Reduced RNA-Pol II occupancy was also observed in two Troponin (Tpn) C loci, TpnC73F (Z score Dam-Pol II = −2.3; validated qPCR = −2.08) and TpnC47D (Z score = −2.1; validated qPCR = −1.1). Both Tpn C mRNAs are highly expressed in larval muscles (Fyrberg et al., 1994; Herranz et al., 2004). Staining with antibody recognizing both Tpn C proteins revealed a significant reduction in Tpn C protein levels in klar mutant muscles, relative to WT, whereas the overall fluorescent intensity of MHC did not change (Fig. 7, A–B′ and C′). Because Tpn C is essential for regulating Ca2+-dependent myosin activation, reduced levels of Tpn C in the klar mutant muscles are predicted to abolish proper larvae muscle contraction, consistent with our previous observation, where a significant slowing of larval and fly locomotion was reported in klar and Msp300 mutants (Elhanany-Tamir et al., 2012).

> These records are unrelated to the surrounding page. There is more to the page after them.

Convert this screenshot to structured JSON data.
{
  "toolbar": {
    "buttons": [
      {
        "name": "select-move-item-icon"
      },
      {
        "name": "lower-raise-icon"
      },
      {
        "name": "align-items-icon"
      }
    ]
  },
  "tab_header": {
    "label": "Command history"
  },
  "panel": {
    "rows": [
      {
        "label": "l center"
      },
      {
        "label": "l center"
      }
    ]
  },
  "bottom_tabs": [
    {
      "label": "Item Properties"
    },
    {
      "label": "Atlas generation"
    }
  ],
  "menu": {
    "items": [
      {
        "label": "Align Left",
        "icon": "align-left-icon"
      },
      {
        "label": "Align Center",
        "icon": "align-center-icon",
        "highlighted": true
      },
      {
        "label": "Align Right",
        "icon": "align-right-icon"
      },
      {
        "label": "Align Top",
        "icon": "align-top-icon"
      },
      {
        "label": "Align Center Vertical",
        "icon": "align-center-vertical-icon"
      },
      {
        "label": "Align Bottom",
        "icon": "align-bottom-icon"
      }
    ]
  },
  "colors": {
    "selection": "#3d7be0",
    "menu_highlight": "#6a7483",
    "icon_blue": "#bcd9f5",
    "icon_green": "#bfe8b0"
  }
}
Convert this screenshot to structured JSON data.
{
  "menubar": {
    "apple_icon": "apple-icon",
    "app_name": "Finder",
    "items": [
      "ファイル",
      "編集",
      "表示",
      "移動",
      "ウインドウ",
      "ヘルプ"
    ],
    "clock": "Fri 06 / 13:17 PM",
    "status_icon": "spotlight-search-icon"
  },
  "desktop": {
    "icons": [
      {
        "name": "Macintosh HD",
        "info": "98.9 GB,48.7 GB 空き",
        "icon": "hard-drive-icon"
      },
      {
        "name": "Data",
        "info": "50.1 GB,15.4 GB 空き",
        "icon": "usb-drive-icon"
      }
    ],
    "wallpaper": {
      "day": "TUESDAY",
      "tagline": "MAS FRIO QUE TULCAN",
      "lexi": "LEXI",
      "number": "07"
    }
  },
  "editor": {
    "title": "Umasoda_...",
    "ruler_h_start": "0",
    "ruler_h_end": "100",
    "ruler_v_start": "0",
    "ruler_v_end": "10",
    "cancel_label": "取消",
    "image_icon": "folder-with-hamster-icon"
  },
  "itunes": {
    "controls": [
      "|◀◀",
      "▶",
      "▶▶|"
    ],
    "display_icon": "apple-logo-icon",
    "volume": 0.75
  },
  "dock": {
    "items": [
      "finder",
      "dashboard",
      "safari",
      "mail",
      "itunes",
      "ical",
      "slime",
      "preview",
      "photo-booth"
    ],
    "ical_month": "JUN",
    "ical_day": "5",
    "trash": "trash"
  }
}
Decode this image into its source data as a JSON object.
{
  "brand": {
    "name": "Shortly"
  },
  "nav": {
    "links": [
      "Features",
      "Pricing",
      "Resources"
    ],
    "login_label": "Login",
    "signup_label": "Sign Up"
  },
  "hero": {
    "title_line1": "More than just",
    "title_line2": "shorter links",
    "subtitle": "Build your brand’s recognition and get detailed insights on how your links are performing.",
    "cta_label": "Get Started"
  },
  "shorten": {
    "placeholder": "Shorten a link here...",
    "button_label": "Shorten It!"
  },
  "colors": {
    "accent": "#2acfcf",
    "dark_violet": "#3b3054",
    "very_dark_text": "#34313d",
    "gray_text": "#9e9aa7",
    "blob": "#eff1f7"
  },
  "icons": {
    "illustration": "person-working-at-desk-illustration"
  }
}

Muscle-specific knockdown of BAF induces elevated DNA content in myonuclei

Next, the functional outcome of BAF down-regulation was examined by reducing BAF levels in myofibers using baf-RNAi and a muscle-specific driver. Notably, baf down-regulation led to a significant increase in the DNA content of the myonuclei relative to control (Fig. 8, A–G). Therefore, BAF decrease observed in klar myonuclei recapitulates LINC-induced elevated DNA endoreplication. Interestingly, lamin C levels were also increased in the BAF-knockdown myonuclei, suggesting a change in nuclear lamina stiffness in these nuclei. Nuclear position did not change (Fig. 8, D–F and H). These results imply BAF as a downstream component of LINC-mediated dysregulation of cell-cycle progression.

Discussion

In this manuscript we show, for the first time to our knowledge, that the LINC complex is required for regulation of DNA replication and synchronized cell-cycle progression within myonuclei of a given myofiber. This was primarily deduced from the variability in myonuclear DNA content, dysregulated EdU incorporation into DNA, and desynchronized E2F1 degradation observed in LINC mutant myofibers. We propose that cell-cycle progression and DNA endoreplication are functionally coupled to nuclear mechanotransduction, because mechanical perturbation similarly affected DNA replication in myonuclei. Moreover, our study implies that BAF, a regulator of chromatin organization, is a downstream component of the LINC complex–mediated cell cycle control.

Previous studies demonstrated contribution of the LINC complex to nuclear mechanotransduction (Lombardi et al., 2011; Arsenovic et al., 2016). We propose that the LINC complex contributes to proper regulation of cell-cycle progression and synchronized myonuclear response to mechanical stimulation, not only in Drosophila but also in vertebrate skeletal myofibers and cardiomyocytes. In support of this, recent study of heart regeneration in Zebrafish indicated that mechanical tension induces cell-cycle progression and endoreplication in epicardial cells after injury (Cao et al., 2017). Furthermore, our study might provide a molecular insight for the flawed muscle activity in Nesprin-related human diseases, such as Emery Dreifuss muscular dystrophy (Zhang et al., 2007), arthrogryposis multiplex congenital (Attali et al., 2009), dilated cardiomyopathy (Puckelwartz et al., 2010), and others.

Two lines of evidence support a direct link between myonuclear mechanical input and DNA replication: (a) Drosophila LINC mutants (klar and koi) reveal a similar phenotype of increased myonuclear DNA content. (b) Weakening adhesion between myofibers and tendons (revealed by β-PS-integrin knockdown) led to an increase in myonuclear DNA content.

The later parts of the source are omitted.